In their entertaining, but engaging book Switch: How to Change Things When Change is Hard, Chip and Dan Heath raise a cautionary note about using the “burning platform” as a sustainable driver for change. From a behavioral standpoint, it is important in driving sustainable change, that we feel positively motivated, engaged, and enthusiastic in our efforts. That mental state enhances and enables the creative, innovative thinking that will be necessary in moving forward. If however, we’re motivated by fear or anxiety, it narrows our thinking, limits our creativity, and leads to nonsustainable efforts. When you’re walking down a dark alley, with threatening persons leering at you, it’s hard to contemplate how you’re going to change your lifestyle to a healthier, creative one. Such is the situation that confronted our electorate in many areas in the past election.
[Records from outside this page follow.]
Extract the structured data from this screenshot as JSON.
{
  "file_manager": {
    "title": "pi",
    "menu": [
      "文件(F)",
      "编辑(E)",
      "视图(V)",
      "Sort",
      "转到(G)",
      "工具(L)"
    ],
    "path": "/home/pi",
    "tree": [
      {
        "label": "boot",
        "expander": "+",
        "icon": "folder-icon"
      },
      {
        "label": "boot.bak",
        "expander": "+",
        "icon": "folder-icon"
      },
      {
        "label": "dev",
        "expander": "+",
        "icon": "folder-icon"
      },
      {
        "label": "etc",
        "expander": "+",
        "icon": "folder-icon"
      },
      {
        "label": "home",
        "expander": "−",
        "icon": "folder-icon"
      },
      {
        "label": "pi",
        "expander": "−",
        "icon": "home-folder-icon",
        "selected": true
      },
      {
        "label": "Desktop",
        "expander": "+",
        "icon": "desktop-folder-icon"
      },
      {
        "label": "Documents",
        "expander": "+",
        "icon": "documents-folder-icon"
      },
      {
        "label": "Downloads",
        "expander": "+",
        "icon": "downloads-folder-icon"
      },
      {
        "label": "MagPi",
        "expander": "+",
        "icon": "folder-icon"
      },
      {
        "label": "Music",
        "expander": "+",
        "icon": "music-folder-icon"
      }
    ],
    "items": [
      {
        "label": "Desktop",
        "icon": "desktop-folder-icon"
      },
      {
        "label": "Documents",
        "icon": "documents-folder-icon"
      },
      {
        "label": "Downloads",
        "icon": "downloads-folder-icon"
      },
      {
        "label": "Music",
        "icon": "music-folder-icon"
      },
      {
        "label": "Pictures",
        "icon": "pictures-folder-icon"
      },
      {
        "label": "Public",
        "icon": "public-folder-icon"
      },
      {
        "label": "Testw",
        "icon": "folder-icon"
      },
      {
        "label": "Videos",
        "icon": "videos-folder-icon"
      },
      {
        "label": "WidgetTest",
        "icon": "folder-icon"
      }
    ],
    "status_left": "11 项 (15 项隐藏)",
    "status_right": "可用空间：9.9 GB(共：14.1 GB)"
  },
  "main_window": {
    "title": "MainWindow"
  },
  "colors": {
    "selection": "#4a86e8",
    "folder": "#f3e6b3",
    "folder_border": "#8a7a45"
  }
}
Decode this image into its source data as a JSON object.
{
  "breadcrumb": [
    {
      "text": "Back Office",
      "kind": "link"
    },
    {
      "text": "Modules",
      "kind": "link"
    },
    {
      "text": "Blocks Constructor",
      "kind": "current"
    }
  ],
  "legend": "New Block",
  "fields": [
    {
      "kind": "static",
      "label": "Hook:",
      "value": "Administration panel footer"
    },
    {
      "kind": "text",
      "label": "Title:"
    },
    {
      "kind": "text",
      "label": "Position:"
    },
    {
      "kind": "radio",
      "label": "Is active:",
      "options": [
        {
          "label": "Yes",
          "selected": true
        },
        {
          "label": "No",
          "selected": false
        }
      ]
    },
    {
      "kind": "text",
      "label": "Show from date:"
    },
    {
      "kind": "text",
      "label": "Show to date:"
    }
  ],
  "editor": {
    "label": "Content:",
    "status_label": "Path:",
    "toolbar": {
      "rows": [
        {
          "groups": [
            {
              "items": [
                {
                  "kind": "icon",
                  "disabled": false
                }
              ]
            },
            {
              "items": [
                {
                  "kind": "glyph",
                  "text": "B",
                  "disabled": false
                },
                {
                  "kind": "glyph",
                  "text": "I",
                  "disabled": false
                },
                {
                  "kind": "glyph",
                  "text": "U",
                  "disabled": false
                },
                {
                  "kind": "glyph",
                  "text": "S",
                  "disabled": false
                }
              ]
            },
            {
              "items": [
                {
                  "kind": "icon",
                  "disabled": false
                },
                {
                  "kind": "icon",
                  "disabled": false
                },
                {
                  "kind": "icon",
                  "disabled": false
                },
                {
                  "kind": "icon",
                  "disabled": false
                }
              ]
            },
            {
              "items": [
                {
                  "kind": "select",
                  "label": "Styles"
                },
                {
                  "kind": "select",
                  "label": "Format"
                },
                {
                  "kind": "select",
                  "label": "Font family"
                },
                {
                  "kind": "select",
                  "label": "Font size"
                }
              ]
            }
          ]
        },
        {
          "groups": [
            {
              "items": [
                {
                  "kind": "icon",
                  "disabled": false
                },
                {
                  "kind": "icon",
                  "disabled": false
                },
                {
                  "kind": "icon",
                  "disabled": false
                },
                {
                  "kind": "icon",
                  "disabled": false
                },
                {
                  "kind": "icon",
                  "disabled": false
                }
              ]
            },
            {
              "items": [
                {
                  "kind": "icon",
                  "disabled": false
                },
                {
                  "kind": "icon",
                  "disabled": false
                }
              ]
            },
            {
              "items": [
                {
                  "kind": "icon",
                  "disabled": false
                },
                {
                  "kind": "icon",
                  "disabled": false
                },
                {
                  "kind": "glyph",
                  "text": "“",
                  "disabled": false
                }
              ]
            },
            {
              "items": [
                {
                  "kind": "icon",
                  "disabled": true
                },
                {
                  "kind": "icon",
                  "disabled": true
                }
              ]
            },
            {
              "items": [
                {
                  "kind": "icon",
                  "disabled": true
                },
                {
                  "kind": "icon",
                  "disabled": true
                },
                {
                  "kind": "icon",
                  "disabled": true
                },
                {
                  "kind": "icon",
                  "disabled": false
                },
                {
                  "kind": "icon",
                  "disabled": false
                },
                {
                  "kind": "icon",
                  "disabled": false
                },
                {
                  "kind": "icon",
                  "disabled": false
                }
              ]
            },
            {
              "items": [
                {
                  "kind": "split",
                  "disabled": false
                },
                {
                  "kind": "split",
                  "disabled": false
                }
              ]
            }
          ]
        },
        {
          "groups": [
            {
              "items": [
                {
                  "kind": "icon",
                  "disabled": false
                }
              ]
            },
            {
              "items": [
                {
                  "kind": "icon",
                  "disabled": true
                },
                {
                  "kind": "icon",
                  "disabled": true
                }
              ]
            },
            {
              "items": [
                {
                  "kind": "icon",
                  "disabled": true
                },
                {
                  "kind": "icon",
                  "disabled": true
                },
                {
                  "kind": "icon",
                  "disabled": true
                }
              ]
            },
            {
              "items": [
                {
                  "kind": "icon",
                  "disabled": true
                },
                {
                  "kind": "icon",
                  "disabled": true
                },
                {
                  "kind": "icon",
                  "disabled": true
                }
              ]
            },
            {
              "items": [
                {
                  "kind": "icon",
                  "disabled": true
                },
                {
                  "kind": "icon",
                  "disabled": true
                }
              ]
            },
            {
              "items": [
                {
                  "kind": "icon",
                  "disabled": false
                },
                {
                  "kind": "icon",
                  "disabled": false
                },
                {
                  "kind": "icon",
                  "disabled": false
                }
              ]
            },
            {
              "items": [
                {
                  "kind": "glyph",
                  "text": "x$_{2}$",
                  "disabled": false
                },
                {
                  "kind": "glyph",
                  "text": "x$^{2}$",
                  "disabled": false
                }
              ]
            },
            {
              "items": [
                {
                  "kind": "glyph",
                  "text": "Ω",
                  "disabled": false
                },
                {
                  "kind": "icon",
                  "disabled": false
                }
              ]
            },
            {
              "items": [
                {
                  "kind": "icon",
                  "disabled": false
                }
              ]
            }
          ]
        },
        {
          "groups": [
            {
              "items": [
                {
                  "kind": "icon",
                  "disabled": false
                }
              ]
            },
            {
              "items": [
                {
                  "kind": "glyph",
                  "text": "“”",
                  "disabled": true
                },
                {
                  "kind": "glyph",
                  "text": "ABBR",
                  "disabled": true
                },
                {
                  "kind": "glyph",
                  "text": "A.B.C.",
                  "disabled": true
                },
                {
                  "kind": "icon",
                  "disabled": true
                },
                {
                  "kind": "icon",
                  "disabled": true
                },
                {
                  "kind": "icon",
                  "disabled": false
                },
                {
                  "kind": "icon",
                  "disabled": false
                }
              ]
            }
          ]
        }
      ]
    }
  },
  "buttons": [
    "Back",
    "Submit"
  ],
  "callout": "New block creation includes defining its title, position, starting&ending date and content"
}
But this also goes beyond the election, and should be considered in our ongoing work on health care reform. (You didn’t really think I’d ignore an opportunity to bring my passion, health care, into the discussion, did you?). We are equally confronted by a daunting set of challenges, ranging from a crisis in primary care, unaligned payment models, increased expectations from our citizens, impending external governmental mandates—the list is endless, it seems.
We need to remember the lessons from Switch, and from others who’ve written in this area. Much as I fear the unintended consequences of the burning platform created in the political arena, I also am concerned by its potential use as a major driver for our health care reform efforts. If we’re truly to tap into the creativity and innovation needed to support changes, we must somehow find ways to positively engage those we lead in these efforts, to enhance the neurochemistry needed to stimulate sustained creativity and engagement. I’m fearful the political use of the burning platform, while initially successful, will not lead to sustainable, creative solutions—time will tell. In our work in health care, while some may feel compelled to create a burning platform for change (“The sky is falling, the sky is falling”), we must take into account the behaviors we need to support—creativity, innovation, enthusiasm—and consider whether we truly believe a burning platform will create those characteristics.
Help me find my fire extinguisher, there’s a fire burning somewhere, but hopefully it’s in our hearts and minds. Thanks to the Heath brothers and others who’ve helped me clarify how I can best support the changes we need. Join me in creating the type of positivity needed to drive the changes essential in our work. Switch—it’s easier than you think—if you’re thinking positively.